For the first time in 145 matches at this level, Root made hundreds in both innings -- 143 and 103 -- to set a new record of 34 Test centuries by an England batsman.
Sri Lanka now have little time to regroup before the third Test at the Oval, Atkinson's home ground, starts on Friday.
They resumed Sunday on 53-2 in front of a sparse if sun-drenched crowd.
The odds were stacked against them given the highest winning fourth-innings total in any Test is the West Indies' 418-7 against Australia at St John's in 2002/03, with the equivalent Lord's record the West Indies' 344-1 against England in 1984.
But early on Sunday, Root reprieved Karunaratne, who had added just two to his overnight 23, when failing to hold a fast-travelling one-handed slip chance from the opener's edged cut off Atkinson.
England did strike when Prabath Jayasuriya nicked Chris Woakes to second slip as the nightwatchman's gutsy 41-ball stay came to an end.
- Stone strikes -
Karunaratne, 36, drove and pulled Atkinson for fours off successive deliveries on his way to a 98-ball fifty including seven boundaries.
The left-hander, however, was out for 55 shortly before lunch when injury-plagued fast bowler Olly Stone, in his first Test for three years, produced a rising 87 mph (140 kmh) delivery that Karunaratne could only glove down the legside to wicketkeeper Jamie Smith.
Sri Lanka were 136-4 at lunch.
Chandimal counter-attacked early in the afternoon session with three fours in an over against off-spinner Shoaib Bashir on his way to a dashing 42-ball fifty including 40 runs in boundaries
But Angelo Mathews, tempted into a big shot by Bashir, fell for 36 when he drove the 20-year-old to mid-off.
Chandimal followed soon afterwards when caught at short leg off bat and pad after Atkinson nipped one back off the pitch.
Kamindu Mendis, boasting a staggeringly high Test average of 92 after scoring his third hundred in four Tests at Old Trafford, had made a defiant 74 in Sri Lanka's meagre first-innings 196.

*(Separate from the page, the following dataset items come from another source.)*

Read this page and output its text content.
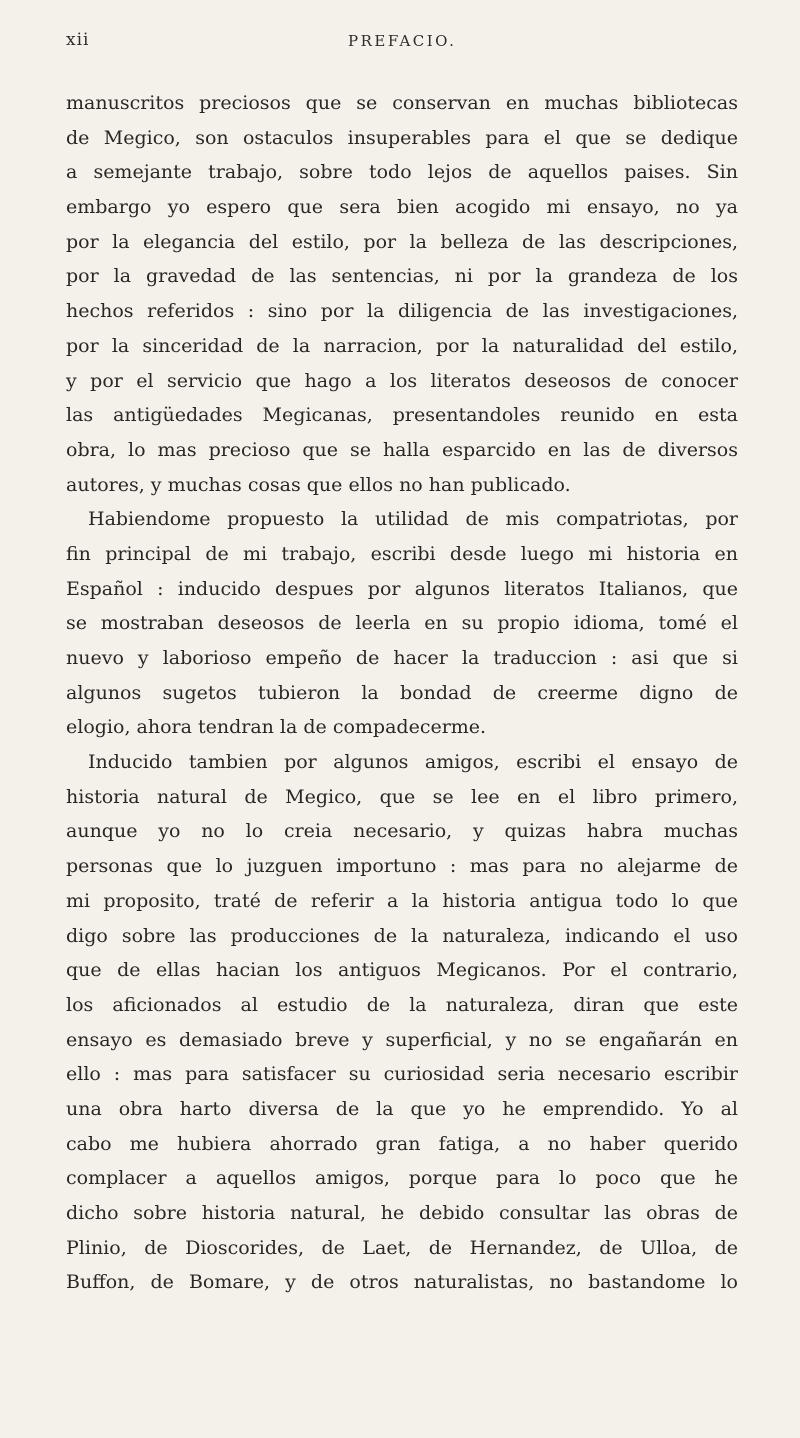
xii	PREFACIO.
manuscritos preciosos que se conservan en muchas bibliotecas
de Megico, son ostaculos insuperables para el que se dedique
a semejante trabajo, sobre todo lejos de aquellos paises. Sin
embargo yo espero que sera bien acogido mi ensayo, no ya
por la elegancia del estilo, por la belleza de las descripciones,
por la gravedad de las sentencias, ni por la grandeza de los
hechos referidos : sino por la diligencia de las investigaciones,
por la sinceridad de la narracion, por la naturalidad del estilo,
y por el servicio que hago a los literatos deseosos de conocer
las antigüedades Megicanas, presentandoles reunido en esta
obra, lo mas precioso que se halla esparcido en las de diversos
autores, y muchas cosas que ellos no han publicado.
Habiendome propuesto la utilidad de mis compatriotas, por
fin principal de mi trabajo, escribi desde luego mi historia en
Español : inducido despues por algunos literatos Italianos, que
se mostraban deseosos de leerla en su propio idioma, tomé el
nuevo y laborioso empeño de hacer la traduccion : asi que si
algunos sugetos tubieron la bondad de creerme digno de
elogio, ahora tendran la de compadecerme.
Inducido tambien por algunos amigos, escribi el ensayo de
historia natural de Megico, que se lee en el libro primero,
aunque yo no lo creia necesario, y quizas habra muchas
personas que lo juzguen importuno : mas para no alejarme de
mi proposito, traté de referir a la historia antigua todo lo que
digo sobre las producciones de la naturaleza, indicando el uso
que de ellas hacian los antiguos Megicanos. Por el contrario,
los aficionados al estudio de la naturaleza, diran que este
ensayo es demasiado breve y superficial, y no se engañarán en
ello : mas para satisfacer su curiosidad seria necesario escribir
una obra harto diversa de la que yo he emprendido. Yo al
cabo me hubiera ahorrado gran fatiga, a no haber querido
complacer a aquellos amigos, porque para lo poco que he
dicho sobre historia natural, he debido consultar las obras de
Plinio, de Dioscorides, de Laet, de Hernandez, de Ulloa, de
Buffon, de Bomare, y de otros naturalistas, no bastandome lo
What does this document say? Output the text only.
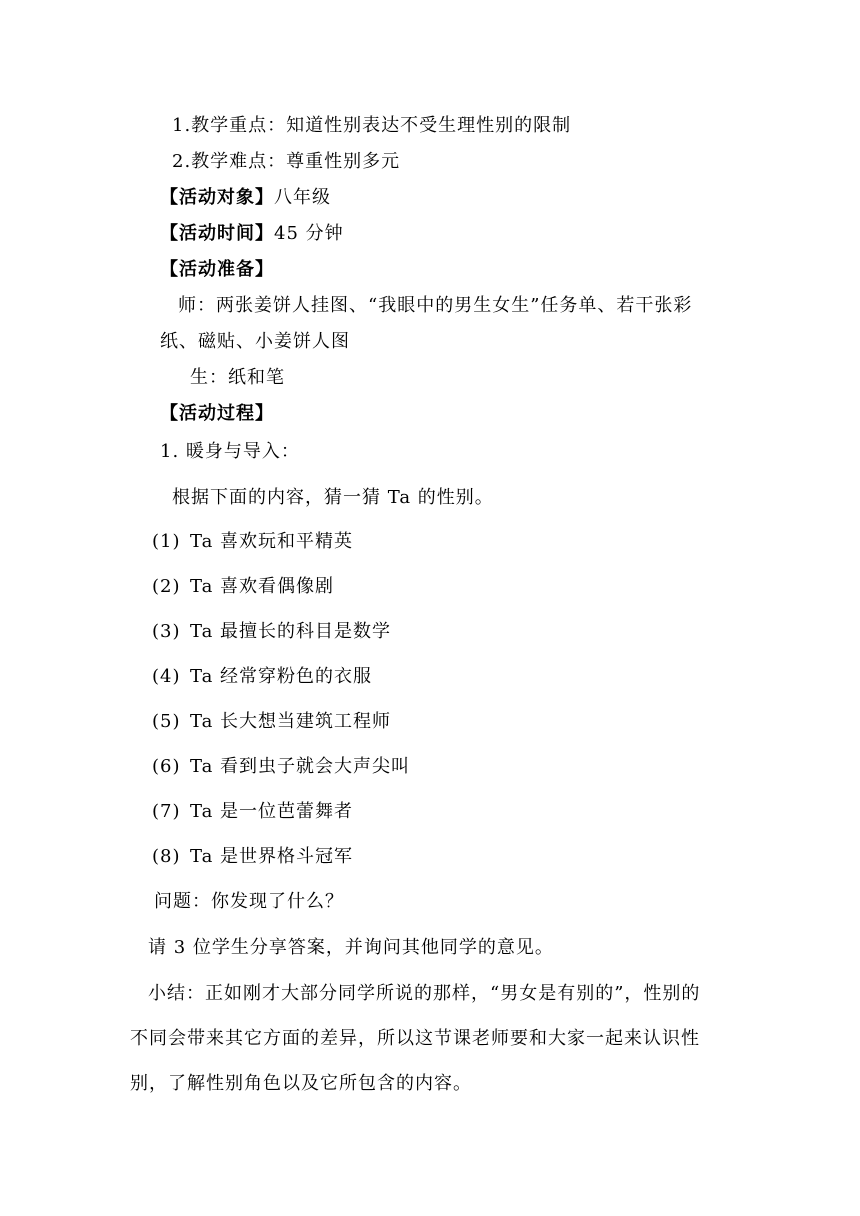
1.教学重点：知道性别表达不受生理性别的限制
2.教学难点：尊重性别多元
【活动对象】八年级
【活动时间】45 分钟
【活动准备】
师：两张姜饼人挂图、“我眼中的男生女生”任务单、若干张彩
纸、磁贴、小姜饼人图
生：纸和笔
【活动过程】
1. 暖身与导入：
根据下面的内容，猜一猜 Ta 的性别。
(1) Ta 喜欢玩和平精英
(2) Ta 喜欢看偶像剧
(3) Ta 最擅长的科目是数学
(4) Ta 经常穿粉色的衣服
(5) Ta 长大想当建筑工程师
(6) Ta 看到虫子就会大声尖叫
(7) Ta 是一位芭蕾舞者
(8) Ta 是世界格斗冠军
问题：你发现了什么？
请 3 位学生分享答案，并询问其他同学的意见。
小结：正如刚才大部分同学所说的那样，“男女是有别的”，性别的
不同会带来其它方面的差异，所以这节课老师要和大家一起来认识性
别，了解性别角色以及它所包含的内容。
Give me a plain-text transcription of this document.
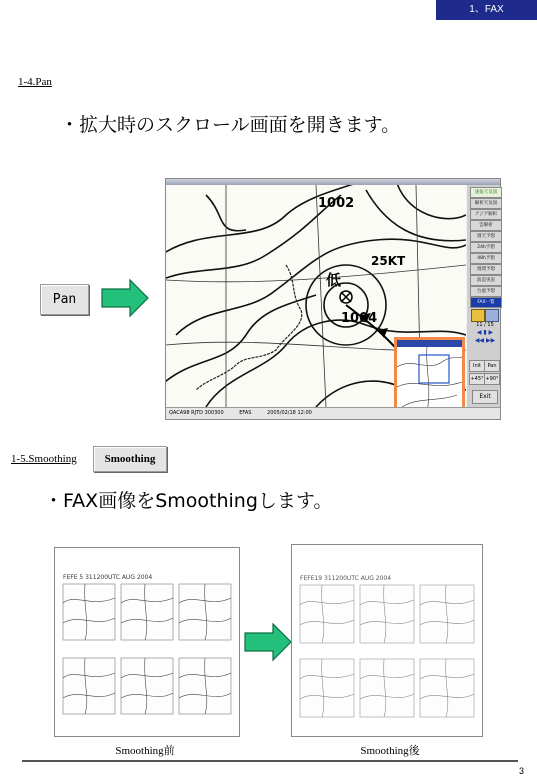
1、FAX
1-4.Pan
・拡大時のスクロール画面を開きます。
Pan
1002
1004
25KT
低
速報天気図
解析天気図
アジア解析
雲解析
週天予想
24h予想
48h予想
週間予想
波浪実況
台風予想
FAX一覧
11 / 15
◀ ▮ ▶
◀◀ ▶▶
Init	Pan
+45° +90°
Exit
QACA98 RJTD 300300	EFAS	2005/02/18 12:00
1-5.Smoothing	Smoothing
・FAX画像をSmoothingします。
FEFE 5 311200UTC AUG 2004	FEFE19 311200UTC AUG 2004
Smoothing前	Smoothing後
3
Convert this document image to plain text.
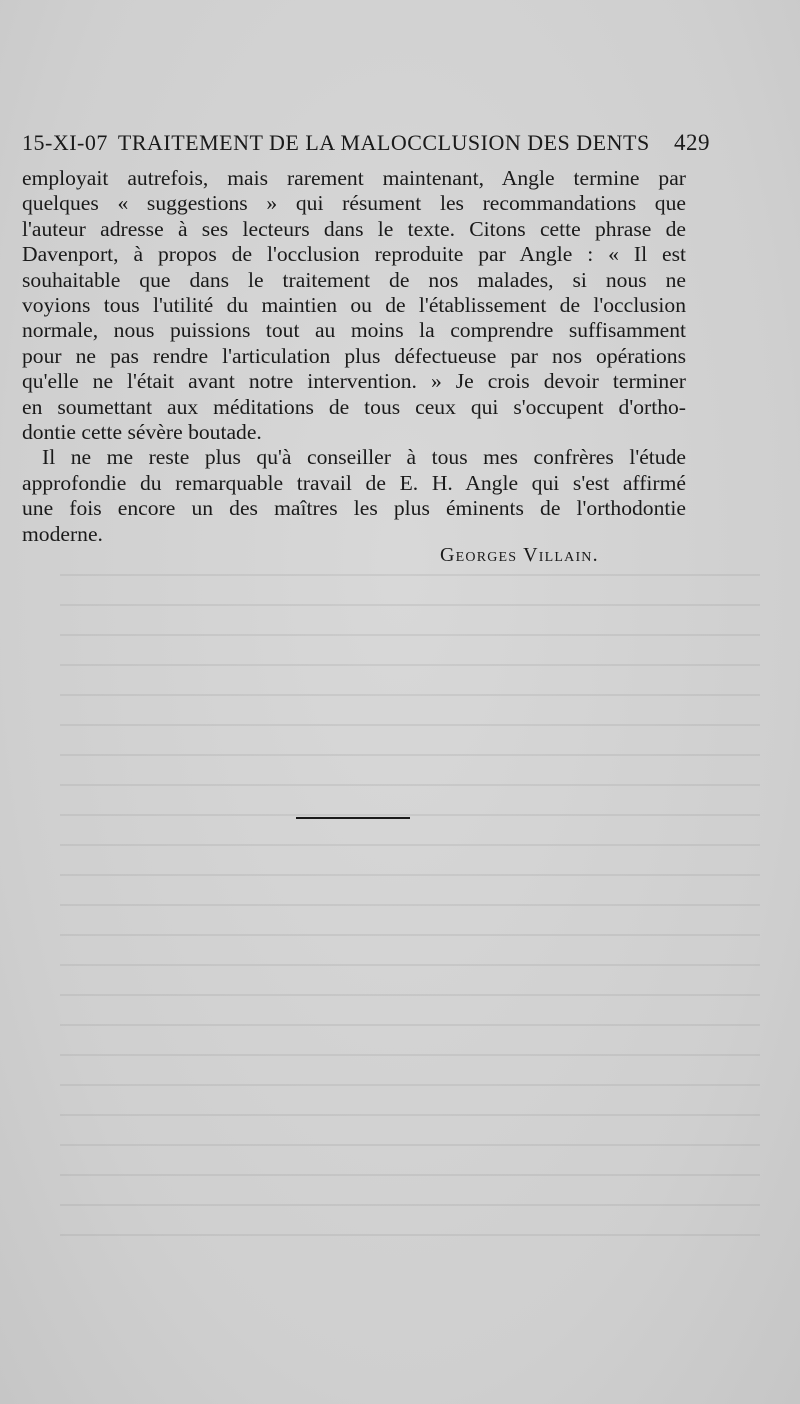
15-XI-07 TRAITEMENT DE LA MALOCCLUSION DES DENTS	429
employait autrefois, mais rarement maintenant, Angle termine par
quelques « suggestions » qui résument les recommandations que
l'auteur adresse à ses lecteurs dans le texte. Citons cette phrase de
Davenport, à propos de l'occlusion reproduite par Angle : « Il est
souhaitable que dans le traitement de nos malades, si nous ne
voyions tous l'utilité du maintien ou de l'établissement de l'occlusion
normale, nous puissions tout au moins la comprendre suffisamment
pour ne pas rendre l'articulation plus défectueuse par nos opérations
qu'elle ne l'était avant notre intervention. » Je crois devoir terminer
en soumettant aux méditations de tous ceux qui s'occupent d'ortho-
dontie cette sévère boutade.
Il ne me reste plus qu'à conseiller à tous mes confrères l'étude
approfondie du remarquable travail de E. H. Angle qui s'est affirmé
une fois encore un des maîtres les plus éminents de l'orthodontie
moderne.
Georges Villain.
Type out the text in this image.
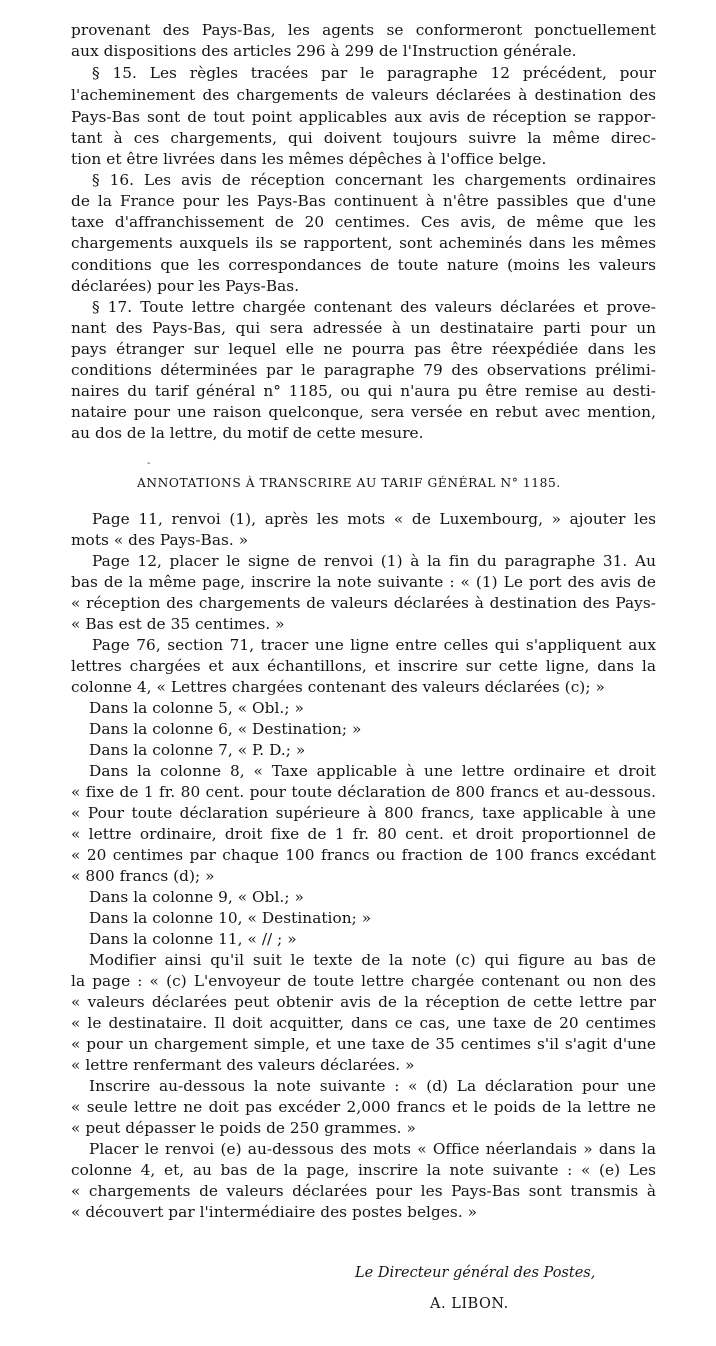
provenant des Pays-Bas, les agents se conformeront ponctuellement
aux dispositions des articles 296 à 299 de l'Instruction générale.
§ 15. Les règles tracées par le paragraphe 12 précédent, pour
l'acheminement des chargements de valeurs déclarées à destination des
Pays-Bas sont de tout point applicables aux avis de réception se rappor-
tant à ces chargements, qui doivent toujours suivre la même direc-
tion et être livrées dans les mêmes dépêches à l'office belge.
§ 16. Les avis de réception concernant les chargements ordinaires
de la France pour les Pays-Bas continuent à n'être passibles que d'une
taxe d'affranchissement de 20 centimes. Ces avis, de même que les
chargements auxquels ils se rapportent, sont acheminés dans les mêmes
conditions que les correspondances de toute nature (moins les valeurs
déclarées) pour les Pays-Bas.
§ 17. Toute lettre chargée contenant des valeurs déclarées et prove-
nant des Pays-Bas, qui sera adressée à un destinataire parti pour un
pays étranger sur lequel elle ne pourra pas être réexpédiée dans les
conditions déterminées par le paragraphe 79 des observations prélimi-
naires du tarif général n° 1185, ou qui n'aura pu être remise au desti-
nataire pour une raison quelconque, sera versée en rebut avec mention,
au dos de la lettre, du motif de cette mesure.
-
ANNOTATIONS À TRANSCRIRE AU TARIF GÉNÉRAL N° 1185.
Page 11, renvoi (1), après les mots « de Luxembourg, » ajouter les
mots « des Pays-Bas. »
Page 12, placer le signe de renvoi (1) à la fin du paragraphe 31. Au
bas de la même page, inscrire la note suivante : « (1) Le port des avis de
« réception des chargements de valeurs déclarées à destination des Pays-
« Bas est de 35 centimes. »
Page 76, section 71, tracer une ligne entre celles qui s'appliquent aux
lettres chargées et aux échantillons, et inscrire sur cette ligne, dans la
colonne 4, « Lettres chargées contenant des valeurs déclarées (c); »
Dans la colonne 5, « Obl.; »
Dans la colonne 6, « Destination; »
Dans la colonne 7, « P. D.; »
Dans la colonne 8, « Taxe applicable à une lettre ordinaire et droit
« fixe de 1 fr. 80 cent. pour toute déclaration de 800 francs et au-dessous.
« Pour toute déclaration supérieure à 800 francs, taxe applicable à une
« lettre ordinaire, droit fixe de 1 fr. 80 cent. et droit proportionnel de
« 20 centimes par chaque 100 francs ou fraction de 100 francs excédant
« 800 francs (d); »
Dans la colonne 9, « Obl.; »
Dans la colonne 10, « Destination; »
Dans la colonne 11, « // ; »
Modifier ainsi qu'il suit le texte de la note (c) qui figure au bas de
la page : « (c) L'envoyeur de toute lettre chargée contenant ou non des
« valeurs déclarées peut obtenir avis de la réception de cette lettre par
« le destinataire. Il doit acquitter, dans ce cas, une taxe de 20 centimes
« pour un chargement simple, et une taxe de 35 centimes s'il s'agit d'une
« lettre renfermant des valeurs déclarées. »
Inscrire au-dessous la note suivante : « (d) La déclaration pour une
« seule lettre ne doit pas excéder 2,000 francs et le poids de la lettre ne
« peut dépasser le poids de 250 grammes. »
Placer le renvoi (e) au-dessous des mots « Office néerlandais » dans la
colonne 4, et, au bas de la page, inscrire la note suivante : « (e) Les
« chargements de valeurs déclarées pour les Pays-Bas sont transmis à
« découvert par l'intermédiaire des postes belges. »
Le Directeur général des Postes,
A. LIBON.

But the 25-year-old left-hander, again batting curiously low down the order, fell for just for four on Sunday when he edged Atkinson, bowling from around the wicket, to Ben Duckett in the slips.
Mendis's exit left Sri Lanka, who have not won any of their eight previous Tests at Lord's, eyeing defeat at 200-7.
De Silva kept England waiting but, three balls after completing his fifty, he played on to Atkinson, who then had Milan Rathnayake caught behind to complete his five-wicket haul.
Woakes had the final say with Lahiru Kumara holing out to Stone at mid-on.